Funds for Logistics/Storage Facilities

Storage is an important marketing function, and involves holding and preserving goods from the time they are produced until they are needed for consumption.  Likewise logistics management in the agricultural industry ensures that agricultural goods have a continuous flow from manufacturers/suppliers to producers and eventually to every customer’s doorstep. The government seems interested in providing incentives over and above the ₹10,900 crore production-linked incentives (PLI) scheme for food processing in order to promote the creation of relevant storage and logistics infrastructure.

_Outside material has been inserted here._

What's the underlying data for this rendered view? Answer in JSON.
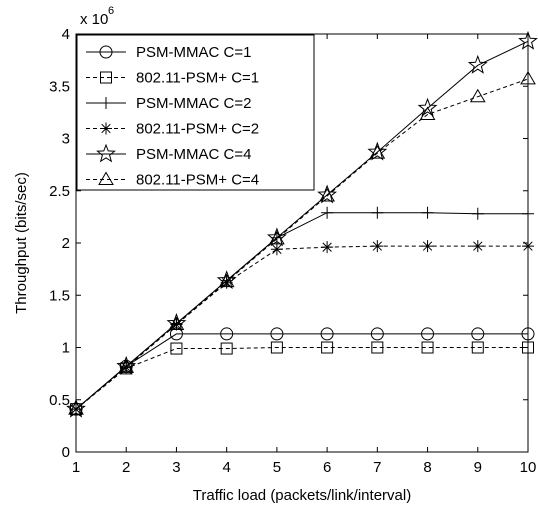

Focus on Expenditure towards Strengthening of Retail Segment

India is the world's sixth-largest food and grocery market as per industry reports. In India, the food and grocery retail business accounts for over 65 percent of the total retail market. It is a need of the hour, for the processing industry to be linked to retail, as this would strengthen the farm-to-fork channels and provide more cash for the farming community. A farm-to-fork model either sets up a logistical chain owned by the retail company, or outsources it to a logistics company. The chain includes small wholesale markets, or mandis, where the farmer can come and get a good price for his produce. The food sector in India has successfully established its presence in the last 5-10 years. As per agricultural economists, the food ecosystem of the country offers enormous investment opportunities with stimulating growth in the food retail sector, favorable economic policies, and attractive fiscal incentives

Allocation in Important Schemes & Subsidies

When compared with the previous budget there are lesser chances of significant increase towards the rural allocations. But there are possibilities of increase in allocation towards schemes such as the MGNREGS, fertilizer subsidies and extension for free food grains for another six months or so. As the pandemic is not over yet therefore these schemes are likely to remain under consideration in the upcoming budget. In 2021, allocation was made towards the rural infrastructure development fund and the amount was increased to Rs.40,000 crores.

Impact on Agriculture Commodities

The 2021-22 Budget was indeed a bold one that aimed for a bigger push towards growth and investment in the Agriculture sector. There is a clear message that the focus shall continue on the welfare of the Agriculture sector and farming community in the forthcoming budgets.  Although the government is keen on controlling food inflation, the expansionary policies expected this year in agricultural exports/credit services/infrastructure/logistics & retail segments would be beneficial in income growth of the farmers in the longer run.

  • The benefits in terms of profit margins are expected to pass on to the other value chain participants as well. All in all, the expected budget initiatives will have the potential to maintain average prices of the agricultural commodities, much above the previous year levels.